Configure MongoDB server.¶
To configure the MongoDB server to use the saslauthd instance for
proxy authentication, start the mongod with the following
options:
--auth,authenticationMechanismsparameter set toPLAIN, andsaslauthdPathparameter set to the path to the Unix-domain Socket of thesaslauthdinstance.
Configure the MongoDB server using either the command line option –setParameter or the configuration file. Specify additional configurations as appropriate for your configuration.
If you use the authorization option to enforce
authentication, you will need privileges to create a user.

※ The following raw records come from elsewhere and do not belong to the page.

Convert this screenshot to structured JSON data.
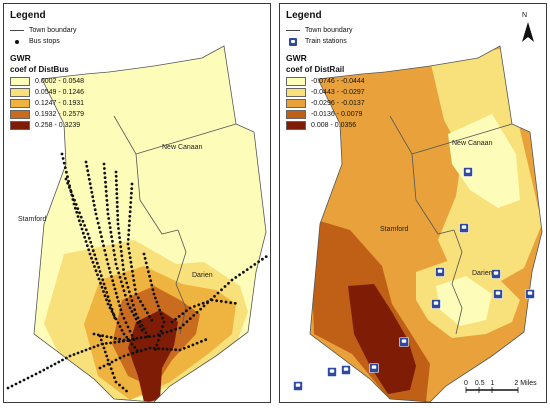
{
  "left_panel": {
    "legend_title": "Legend",
    "boundary_label": "Town boundary",
    "stops_label": "Bus stops",
    "model_label": "GWR",
    "variable_label": "coef of DistBus",
    "classes": [
      {
        "label": "0.0002 - 0.0548",
        "color": "#fdfcb8"
      },
      {
        "label": "0.0549 - 0.1246",
        "color": "#f8e07a"
      },
      {
        "label": "0.1247 - 0.1931",
        "color": "#efb33f"
      },
      {
        "label": "0.1932 - 0.2579",
        "color": "#c96c1f"
      },
      {
        "label": "0.258 - 0.3239",
        "color": "#7e1c06"
      }
    ],
    "towns": {
      "stamford": "Stamford",
      "new_canaan": "New Canaan",
      "darien": "Darien"
    }
  },
  "right_panel": {
    "legend_title": "Legend",
    "boundary_label": "Town boundary",
    "stations_label": "Train stations",
    "model_label": "GWR",
    "variable_label": "coef of DistRail",
    "classes": [
      {
        "label": "-0.0746 - -0.0444",
        "color": "#fdfcb8"
      },
      {
        "label": "-0.0443 - -0.0297",
        "color": "#f8e07a"
      },
      {
        "label": "-0.0296 - -0.0137",
        "color": "#e9a23b"
      },
      {
        "label": "-0.0136 - 0.0079",
        "color": "#c06017"
      },
      {
        "label": "0.008 - 0.0356",
        "color": "#7e1c06"
      }
    ],
    "towns": {
      "stamford": "Stamford",
      "new_canaan": "New Canaan",
      "darien": "Darien"
    },
    "north_label": "N",
    "scale": {
      "t0": "0",
      "t1": "0.5",
      "t2": "1",
      "t3": "2",
      "unit": "Miles"
    }
  },
  "colors": {
    "boundary": "#555555",
    "stop": "#111111",
    "station": "#2d4aa0"
  }
}
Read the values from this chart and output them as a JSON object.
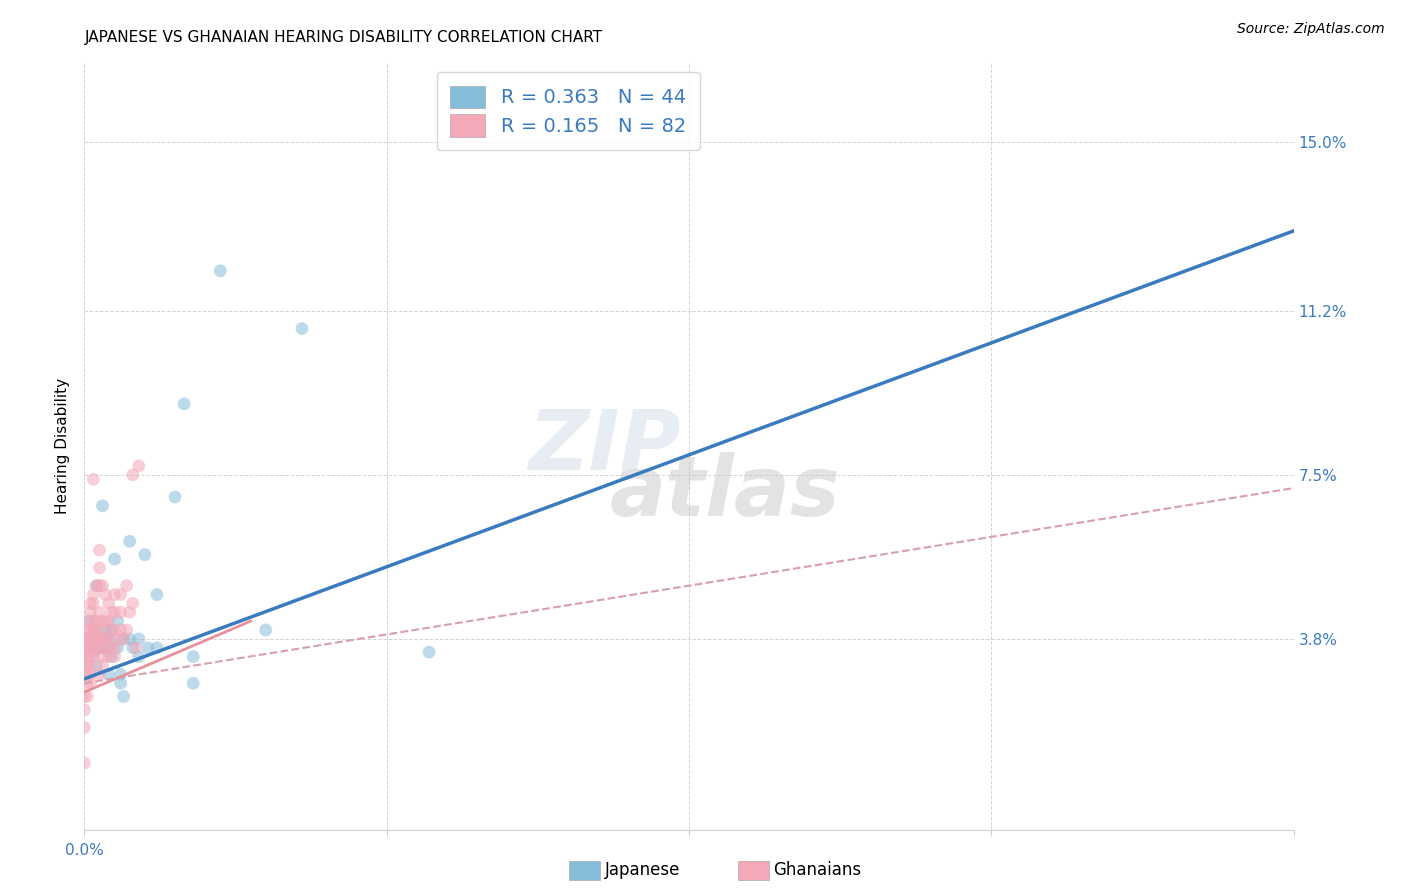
{
  "title": "JAPANESE VS GHANAIAN HEARING DISABILITY CORRELATION CHART",
  "source": "Source: ZipAtlas.com",
  "ylabel": "Hearing Disability",
  "ytick_labels": [
    "15.0%",
    "11.2%",
    "7.5%",
    "3.8%"
  ],
  "ytick_values": [
    0.15,
    0.112,
    0.075,
    0.038
  ],
  "xlim": [
    0.0,
    0.4
  ],
  "ylim": [
    -0.005,
    0.168
  ],
  "watermark_top": "ZIP",
  "watermark_bot": "atlas",
  "legend_japanese_R": "0.363",
  "legend_japanese_N": "44",
  "legend_ghanaian_R": "0.165",
  "legend_ghanaian_N": "82",
  "japanese_color": "#85bcd8",
  "ghanaian_color": "#f4a8b8",
  "trendline_japanese_color": "#3a7bbf",
  "trendline_ghanaian_color": "#e8909a",
  "trendline_ghanaian_dash_color": "#d8a0aa",
  "background_color": "#ffffff",
  "japanese_trendline": [
    0.0,
    0.029,
    0.4,
    0.13
  ],
  "ghanaian_solid_trendline": [
    0.0,
    0.026,
    0.055,
    0.042
  ],
  "ghanaian_dash_trendline": [
    0.0,
    0.028,
    0.4,
    0.072
  ],
  "japanese_points": [
    [
      0.001,
      0.036
    ],
    [
      0.001,
      0.038
    ],
    [
      0.002,
      0.038
    ],
    [
      0.002,
      0.042
    ],
    [
      0.003,
      0.035
    ],
    [
      0.003,
      0.038
    ],
    [
      0.003,
      0.04
    ],
    [
      0.004,
      0.036
    ],
    [
      0.004,
      0.032
    ],
    [
      0.004,
      0.05
    ],
    [
      0.005,
      0.036
    ],
    [
      0.006,
      0.036
    ],
    [
      0.006,
      0.068
    ],
    [
      0.007,
      0.038
    ],
    [
      0.007,
      0.04
    ],
    [
      0.008,
      0.03
    ],
    [
      0.008,
      0.036
    ],
    [
      0.009,
      0.034
    ],
    [
      0.009,
      0.038
    ],
    [
      0.009,
      0.04
    ],
    [
      0.01,
      0.056
    ],
    [
      0.011,
      0.036
    ],
    [
      0.011,
      0.042
    ],
    [
      0.012,
      0.028
    ],
    [
      0.012,
      0.03
    ],
    [
      0.013,
      0.025
    ],
    [
      0.013,
      0.038
    ],
    [
      0.015,
      0.06
    ],
    [
      0.015,
      0.038
    ],
    [
      0.016,
      0.036
    ],
    [
      0.018,
      0.038
    ],
    [
      0.018,
      0.034
    ],
    [
      0.02,
      0.057
    ],
    [
      0.021,
      0.036
    ],
    [
      0.024,
      0.048
    ],
    [
      0.024,
      0.036
    ],
    [
      0.03,
      0.07
    ],
    [
      0.033,
      0.091
    ],
    [
      0.036,
      0.028
    ],
    [
      0.036,
      0.034
    ],
    [
      0.045,
      0.121
    ],
    [
      0.06,
      0.04
    ],
    [
      0.072,
      0.108
    ],
    [
      0.114,
      0.035
    ]
  ],
  "ghanaian_points": [
    [
      0.0,
      0.01
    ],
    [
      0.0,
      0.018
    ],
    [
      0.0,
      0.022
    ],
    [
      0.0,
      0.025
    ],
    [
      0.0,
      0.03
    ],
    [
      0.0,
      0.032
    ],
    [
      0.0,
      0.034
    ],
    [
      0.0,
      0.036
    ],
    [
      0.0,
      0.038
    ],
    [
      0.0,
      0.038
    ],
    [
      0.001,
      0.025
    ],
    [
      0.001,
      0.028
    ],
    [
      0.001,
      0.03
    ],
    [
      0.001,
      0.032
    ],
    [
      0.001,
      0.034
    ],
    [
      0.001,
      0.036
    ],
    [
      0.001,
      0.038
    ],
    [
      0.001,
      0.04
    ],
    [
      0.001,
      0.042
    ],
    [
      0.002,
      0.028
    ],
    [
      0.002,
      0.03
    ],
    [
      0.002,
      0.032
    ],
    [
      0.002,
      0.034
    ],
    [
      0.002,
      0.036
    ],
    [
      0.002,
      0.038
    ],
    [
      0.002,
      0.04
    ],
    [
      0.002,
      0.044
    ],
    [
      0.002,
      0.046
    ],
    [
      0.003,
      0.034
    ],
    [
      0.003,
      0.036
    ],
    [
      0.003,
      0.038
    ],
    [
      0.003,
      0.04
    ],
    [
      0.003,
      0.042
    ],
    [
      0.003,
      0.046
    ],
    [
      0.003,
      0.048
    ],
    [
      0.003,
      0.074
    ],
    [
      0.004,
      0.036
    ],
    [
      0.004,
      0.038
    ],
    [
      0.004,
      0.04
    ],
    [
      0.004,
      0.042
    ],
    [
      0.004,
      0.05
    ],
    [
      0.005,
      0.03
    ],
    [
      0.005,
      0.036
    ],
    [
      0.005,
      0.038
    ],
    [
      0.005,
      0.04
    ],
    [
      0.005,
      0.044
    ],
    [
      0.005,
      0.05
    ],
    [
      0.005,
      0.054
    ],
    [
      0.005,
      0.058
    ],
    [
      0.006,
      0.032
    ],
    [
      0.006,
      0.034
    ],
    [
      0.006,
      0.038
    ],
    [
      0.006,
      0.042
    ],
    [
      0.006,
      0.05
    ],
    [
      0.007,
      0.036
    ],
    [
      0.007,
      0.038
    ],
    [
      0.007,
      0.042
    ],
    [
      0.007,
      0.048
    ],
    [
      0.008,
      0.034
    ],
    [
      0.008,
      0.038
    ],
    [
      0.008,
      0.042
    ],
    [
      0.008,
      0.046
    ],
    [
      0.009,
      0.036
    ],
    [
      0.009,
      0.04
    ],
    [
      0.009,
      0.044
    ],
    [
      0.01,
      0.034
    ],
    [
      0.01,
      0.036
    ],
    [
      0.01,
      0.04
    ],
    [
      0.01,
      0.044
    ],
    [
      0.01,
      0.048
    ],
    [
      0.011,
      0.038
    ],
    [
      0.012,
      0.04
    ],
    [
      0.012,
      0.044
    ],
    [
      0.012,
      0.048
    ],
    [
      0.013,
      0.038
    ],
    [
      0.014,
      0.04
    ],
    [
      0.014,
      0.05
    ],
    [
      0.015,
      0.044
    ],
    [
      0.016,
      0.046
    ],
    [
      0.016,
      0.075
    ],
    [
      0.017,
      0.036
    ],
    [
      0.018,
      0.077
    ]
  ],
  "title_fontsize": 11,
  "axis_label_fontsize": 11,
  "tick_label_fontsize": 11,
  "legend_fontsize": 14,
  "source_fontsize": 10,
  "marker_size": 85,
  "marker_alpha": 0.55,
  "grid_color": "#d0d0d0",
  "xtick_grid_vals": [
    0.0,
    0.1,
    0.2,
    0.3,
    0.4
  ]
}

Use specific saslauthd socket path.¶
For socket path of /<some>/<path>/saslauthd, set the
saslauthdPath to /<some>/<path>/saslauthd/mux,
as in the following command line example:
mongod --auth --setParameter saslauthdPath=/<some>/<path>/saslauthd/mux --setParameter authenticationMechanisms=PLAIN
Or if using a YAML format configuration file, specify the following settings in the file:
security:
authorization: enabled
setParameter:
saslauthdPath: /<some>/<path>/saslauthd/mux
authenticationMechanisms: PLAIN
Or, if using the older configuration file format:
auth=true
setParameter=saslauthdPath=/<some>/<path>/saslauthd/mux
setParameter=authenticationMechanisms=PLAIN
Use default Unix-domain socket path.¶
To use the default Unix-domain socket path, set the
saslauthdPath to the empty string "", as in the
following command line example:
mongod --auth --setParameter saslauthdPath="" --setParameter authenticationMechanisms=PLAIN
Or if using a YAML format configuration file, specify the following settings in the file:
security:
authorization: enabled
setParameter:
saslauthdPath: ""
authenticationMechanisms: PLAIN
Or, if using the older configuration file format:
auth=true
setParameter=saslauthdPath=""
setParameter=authenticationMechanisms=PLAIN
Authenticate the user in the mongo shell.¶
To perform the authentication in the mongo shell, use the
db.auth() method in the $external database.
Specify the value "PLAIN" in the mechanism field, the user and
password in the user and pwd fields respectively, and the
value false in the digestPassword field. You must specify
false for digestPassword since the server must receive an
undigested password to forward on to saslauthd, as in the
following example:
db.getSiblingDB("$external").auth(
{
mechanism: "PLAIN",
user: <username>,
pwd: <cleartext password>,
digestPassword: false
}
)
The server forwards the password in plain text. In general, use only on a trusted channel (VPN, TLS/SSL, trusted wired network). See Considerations.